Re: A proposal for addition to HTML 3.0: Frames

From: Joe English <joe@trystero.art.com>
Date: Mon, 25 Sep 95 13:37:43 EDT


------- Forwarded Message
From:           Joe English <joe@trystero.art.com>
Date:           Fri, 22 Sep 1995 14:49:57 -0700
To:             lilley <lilley@afs.mcc.ac.uk>
Subject:        Re: A proposal for addition to HTML 3.0: Frames 


> > FRAMES documents are (or at least can be made to be)
> > compatible with level 2 browsers; the <NOFRAMES> element
> 
> requires that the new document type includes the whole 
> HTML 2.0 body content for the NOFRAMES element, or (worse) 
> has to track HTML 2.x as it evolves.

That actually isn't as difficult as it sounds; check out the DTD
and other stuff at

    <URL:http://www.art.com/~joe/frames/index.html>

This defines a new "wrapper" DTD for "-//Netscape//DTD HTML with Frames//EN"
that includes HTML 2.0 by reference.  


> > Labelling FRAMES documents as something other than 'text/html' [*]
> > would defeat this entirely.
> 
> No. As I showed several days ago, wrapping these up as a 
> multipart/alternative is a workable solution *now* . Did 
> you catch that posting, Joe?

Yes; I think multipart/alternative will be a very useful way
to go in the long run.  Unfortunately today's browsers don't
understand enough MIME to make it work properly.
(Lynx and NCSA Mosaic 2.6 both punt and save to disk
when they see a multipart/alternative message, for example). 

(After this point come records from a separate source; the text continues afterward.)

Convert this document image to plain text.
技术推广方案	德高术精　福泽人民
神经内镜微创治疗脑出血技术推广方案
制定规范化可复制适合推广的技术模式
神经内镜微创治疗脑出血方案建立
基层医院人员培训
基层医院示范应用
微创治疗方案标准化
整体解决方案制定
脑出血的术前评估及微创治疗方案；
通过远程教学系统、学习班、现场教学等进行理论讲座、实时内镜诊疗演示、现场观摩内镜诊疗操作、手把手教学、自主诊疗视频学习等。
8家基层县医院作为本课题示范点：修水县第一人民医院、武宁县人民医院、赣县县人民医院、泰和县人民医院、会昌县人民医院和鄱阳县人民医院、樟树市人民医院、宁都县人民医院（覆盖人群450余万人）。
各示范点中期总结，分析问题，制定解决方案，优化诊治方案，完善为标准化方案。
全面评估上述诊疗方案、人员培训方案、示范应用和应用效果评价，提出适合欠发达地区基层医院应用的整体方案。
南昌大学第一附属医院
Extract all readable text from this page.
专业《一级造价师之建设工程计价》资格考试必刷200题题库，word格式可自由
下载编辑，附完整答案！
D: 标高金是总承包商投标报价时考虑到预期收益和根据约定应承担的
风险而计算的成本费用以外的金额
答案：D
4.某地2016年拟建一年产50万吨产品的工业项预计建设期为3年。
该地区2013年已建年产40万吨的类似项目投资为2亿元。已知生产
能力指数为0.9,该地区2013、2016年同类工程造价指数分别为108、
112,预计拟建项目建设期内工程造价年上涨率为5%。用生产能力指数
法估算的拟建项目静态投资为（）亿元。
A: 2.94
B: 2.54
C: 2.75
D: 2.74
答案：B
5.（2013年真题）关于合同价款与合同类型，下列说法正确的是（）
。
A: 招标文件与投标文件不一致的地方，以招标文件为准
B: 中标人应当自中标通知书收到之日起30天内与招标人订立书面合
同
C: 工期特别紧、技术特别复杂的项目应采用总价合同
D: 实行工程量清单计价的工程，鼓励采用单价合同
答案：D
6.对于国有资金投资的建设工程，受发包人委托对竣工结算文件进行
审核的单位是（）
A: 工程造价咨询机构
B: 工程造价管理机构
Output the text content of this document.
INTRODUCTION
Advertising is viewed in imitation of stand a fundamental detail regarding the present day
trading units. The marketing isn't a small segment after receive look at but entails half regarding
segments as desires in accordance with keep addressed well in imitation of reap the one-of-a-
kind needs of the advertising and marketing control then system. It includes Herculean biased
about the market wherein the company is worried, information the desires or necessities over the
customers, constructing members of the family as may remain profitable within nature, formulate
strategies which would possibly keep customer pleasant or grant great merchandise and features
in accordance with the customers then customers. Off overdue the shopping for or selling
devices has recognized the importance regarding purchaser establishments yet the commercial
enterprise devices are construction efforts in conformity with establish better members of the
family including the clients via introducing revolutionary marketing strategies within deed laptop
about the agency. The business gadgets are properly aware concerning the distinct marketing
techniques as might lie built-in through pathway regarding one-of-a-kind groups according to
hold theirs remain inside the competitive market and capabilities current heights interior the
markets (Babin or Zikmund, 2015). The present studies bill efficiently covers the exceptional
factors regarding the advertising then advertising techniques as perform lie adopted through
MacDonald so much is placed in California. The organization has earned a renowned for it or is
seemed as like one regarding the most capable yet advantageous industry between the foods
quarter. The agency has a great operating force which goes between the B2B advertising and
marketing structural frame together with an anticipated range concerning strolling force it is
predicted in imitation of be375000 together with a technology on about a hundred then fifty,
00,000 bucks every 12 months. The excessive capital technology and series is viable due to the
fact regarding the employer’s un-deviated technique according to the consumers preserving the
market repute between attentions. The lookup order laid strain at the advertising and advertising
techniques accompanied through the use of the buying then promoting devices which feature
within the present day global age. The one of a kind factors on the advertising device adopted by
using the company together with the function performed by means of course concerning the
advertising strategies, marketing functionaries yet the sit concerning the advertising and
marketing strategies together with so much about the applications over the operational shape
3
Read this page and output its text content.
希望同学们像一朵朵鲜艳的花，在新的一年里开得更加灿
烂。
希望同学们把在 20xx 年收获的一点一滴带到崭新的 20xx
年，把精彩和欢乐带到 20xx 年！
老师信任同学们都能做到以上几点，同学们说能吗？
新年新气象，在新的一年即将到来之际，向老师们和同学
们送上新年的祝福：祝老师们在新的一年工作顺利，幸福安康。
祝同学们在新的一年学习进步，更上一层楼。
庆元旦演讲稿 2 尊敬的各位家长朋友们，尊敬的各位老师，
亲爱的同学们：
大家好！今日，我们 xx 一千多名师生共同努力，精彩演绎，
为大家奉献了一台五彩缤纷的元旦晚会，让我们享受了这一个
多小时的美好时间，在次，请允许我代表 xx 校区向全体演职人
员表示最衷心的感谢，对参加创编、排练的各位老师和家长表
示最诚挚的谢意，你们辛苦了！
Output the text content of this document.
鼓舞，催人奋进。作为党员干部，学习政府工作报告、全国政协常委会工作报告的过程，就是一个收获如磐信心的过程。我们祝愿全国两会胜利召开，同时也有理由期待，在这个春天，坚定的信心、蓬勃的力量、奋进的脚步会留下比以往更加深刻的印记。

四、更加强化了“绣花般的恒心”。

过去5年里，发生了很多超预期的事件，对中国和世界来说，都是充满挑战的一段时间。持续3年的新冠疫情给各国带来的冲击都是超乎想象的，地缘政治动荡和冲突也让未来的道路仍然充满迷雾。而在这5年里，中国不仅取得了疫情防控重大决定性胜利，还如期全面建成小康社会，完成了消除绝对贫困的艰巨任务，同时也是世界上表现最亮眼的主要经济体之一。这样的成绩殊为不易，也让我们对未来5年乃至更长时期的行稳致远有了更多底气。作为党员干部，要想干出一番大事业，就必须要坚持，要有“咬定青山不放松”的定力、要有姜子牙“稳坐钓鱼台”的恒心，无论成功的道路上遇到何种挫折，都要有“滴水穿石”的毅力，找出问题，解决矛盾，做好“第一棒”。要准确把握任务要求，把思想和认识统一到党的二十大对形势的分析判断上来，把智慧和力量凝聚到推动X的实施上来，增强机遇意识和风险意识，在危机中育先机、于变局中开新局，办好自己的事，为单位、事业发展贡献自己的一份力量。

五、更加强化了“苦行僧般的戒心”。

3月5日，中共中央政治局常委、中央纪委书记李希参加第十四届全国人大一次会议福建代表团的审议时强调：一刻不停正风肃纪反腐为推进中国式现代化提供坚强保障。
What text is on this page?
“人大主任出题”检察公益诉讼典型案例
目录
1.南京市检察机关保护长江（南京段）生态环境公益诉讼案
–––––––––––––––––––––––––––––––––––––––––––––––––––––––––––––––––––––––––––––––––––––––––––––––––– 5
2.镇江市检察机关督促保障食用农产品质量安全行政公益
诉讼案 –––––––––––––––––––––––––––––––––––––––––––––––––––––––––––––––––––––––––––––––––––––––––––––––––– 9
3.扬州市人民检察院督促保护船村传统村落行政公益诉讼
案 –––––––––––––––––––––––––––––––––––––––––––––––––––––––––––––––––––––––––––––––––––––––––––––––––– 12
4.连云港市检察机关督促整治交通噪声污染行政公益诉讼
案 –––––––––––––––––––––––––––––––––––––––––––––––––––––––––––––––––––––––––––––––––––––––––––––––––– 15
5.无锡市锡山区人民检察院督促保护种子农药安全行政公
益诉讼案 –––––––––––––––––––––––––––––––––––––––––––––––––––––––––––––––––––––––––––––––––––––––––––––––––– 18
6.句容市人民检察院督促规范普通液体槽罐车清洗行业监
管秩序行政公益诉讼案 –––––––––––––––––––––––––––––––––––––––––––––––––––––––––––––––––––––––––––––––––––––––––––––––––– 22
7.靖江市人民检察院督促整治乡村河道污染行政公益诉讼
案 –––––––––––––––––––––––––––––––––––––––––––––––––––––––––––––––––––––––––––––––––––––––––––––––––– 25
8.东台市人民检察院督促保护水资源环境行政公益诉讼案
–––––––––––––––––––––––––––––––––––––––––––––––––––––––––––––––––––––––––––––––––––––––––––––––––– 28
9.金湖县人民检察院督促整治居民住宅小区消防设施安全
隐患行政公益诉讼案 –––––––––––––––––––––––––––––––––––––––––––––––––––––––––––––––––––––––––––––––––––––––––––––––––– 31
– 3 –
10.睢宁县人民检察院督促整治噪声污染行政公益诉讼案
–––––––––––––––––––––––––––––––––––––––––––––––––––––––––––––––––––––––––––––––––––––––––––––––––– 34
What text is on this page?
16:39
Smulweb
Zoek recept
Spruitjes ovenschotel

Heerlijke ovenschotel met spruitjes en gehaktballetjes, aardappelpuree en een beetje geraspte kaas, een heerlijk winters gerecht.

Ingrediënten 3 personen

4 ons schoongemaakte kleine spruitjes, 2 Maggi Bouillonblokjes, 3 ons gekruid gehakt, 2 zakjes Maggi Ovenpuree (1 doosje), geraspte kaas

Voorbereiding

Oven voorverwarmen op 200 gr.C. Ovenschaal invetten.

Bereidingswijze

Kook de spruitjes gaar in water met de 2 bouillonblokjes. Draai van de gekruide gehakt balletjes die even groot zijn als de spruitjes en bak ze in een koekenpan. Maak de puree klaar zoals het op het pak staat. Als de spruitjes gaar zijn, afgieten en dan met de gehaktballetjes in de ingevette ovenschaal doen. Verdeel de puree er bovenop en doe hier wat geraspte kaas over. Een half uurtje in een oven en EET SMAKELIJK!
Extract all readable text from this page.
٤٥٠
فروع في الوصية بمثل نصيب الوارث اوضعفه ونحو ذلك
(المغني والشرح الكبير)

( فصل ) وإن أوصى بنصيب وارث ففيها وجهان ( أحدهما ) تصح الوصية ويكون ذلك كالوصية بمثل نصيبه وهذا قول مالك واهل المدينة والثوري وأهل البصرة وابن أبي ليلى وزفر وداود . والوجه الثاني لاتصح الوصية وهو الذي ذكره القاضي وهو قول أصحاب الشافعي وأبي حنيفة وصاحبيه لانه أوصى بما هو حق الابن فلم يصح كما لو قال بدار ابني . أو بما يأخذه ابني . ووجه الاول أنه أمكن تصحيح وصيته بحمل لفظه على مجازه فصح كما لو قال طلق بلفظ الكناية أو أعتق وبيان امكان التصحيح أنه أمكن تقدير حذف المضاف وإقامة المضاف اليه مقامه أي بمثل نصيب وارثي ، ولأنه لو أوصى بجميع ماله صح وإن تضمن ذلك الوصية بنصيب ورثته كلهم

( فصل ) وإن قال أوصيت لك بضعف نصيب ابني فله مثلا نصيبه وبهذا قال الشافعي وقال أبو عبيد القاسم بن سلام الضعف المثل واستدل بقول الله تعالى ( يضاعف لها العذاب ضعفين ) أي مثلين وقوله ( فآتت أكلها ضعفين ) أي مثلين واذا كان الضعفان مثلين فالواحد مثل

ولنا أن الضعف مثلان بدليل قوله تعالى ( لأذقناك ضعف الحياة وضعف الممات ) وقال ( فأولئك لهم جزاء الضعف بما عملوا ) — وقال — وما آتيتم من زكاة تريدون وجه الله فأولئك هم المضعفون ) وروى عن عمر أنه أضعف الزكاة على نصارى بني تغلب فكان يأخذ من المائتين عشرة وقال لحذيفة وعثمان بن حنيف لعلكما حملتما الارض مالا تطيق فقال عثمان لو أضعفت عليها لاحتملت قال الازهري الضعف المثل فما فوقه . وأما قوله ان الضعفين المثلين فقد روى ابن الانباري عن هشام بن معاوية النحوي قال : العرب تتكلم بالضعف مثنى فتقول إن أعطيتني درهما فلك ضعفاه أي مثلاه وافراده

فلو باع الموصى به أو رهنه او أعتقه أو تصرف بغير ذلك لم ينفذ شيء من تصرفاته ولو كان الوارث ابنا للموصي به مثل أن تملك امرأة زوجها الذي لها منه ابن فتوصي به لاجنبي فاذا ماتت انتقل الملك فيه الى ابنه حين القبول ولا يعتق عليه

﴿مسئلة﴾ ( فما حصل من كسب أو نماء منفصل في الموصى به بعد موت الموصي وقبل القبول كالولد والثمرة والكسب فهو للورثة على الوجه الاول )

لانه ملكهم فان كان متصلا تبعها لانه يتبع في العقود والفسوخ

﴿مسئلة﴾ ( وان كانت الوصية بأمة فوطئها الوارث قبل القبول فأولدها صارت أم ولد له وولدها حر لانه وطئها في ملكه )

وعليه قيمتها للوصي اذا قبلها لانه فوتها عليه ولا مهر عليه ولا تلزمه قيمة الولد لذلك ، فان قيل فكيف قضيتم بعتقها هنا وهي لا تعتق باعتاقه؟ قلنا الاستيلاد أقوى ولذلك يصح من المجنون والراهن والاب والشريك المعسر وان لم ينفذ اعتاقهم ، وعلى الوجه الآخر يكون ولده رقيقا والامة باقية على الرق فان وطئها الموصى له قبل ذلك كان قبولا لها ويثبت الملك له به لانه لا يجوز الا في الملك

Today's browsers would also do the wrong thing with this scheme:

    <XXX><ALT>...</ALT>real XXX here</XXX>

but in the special case where <XXX> has no text
content of its own (<FRAMESET> and <EMBED>/<FIG>), 
it should work OK.

I don't think we've seen the last of the new extensions, either...
Format negotiation is going to get hairier and hairier
the more extensions there are, and I think part of the
problem can (and should) be addressed at the SGML level.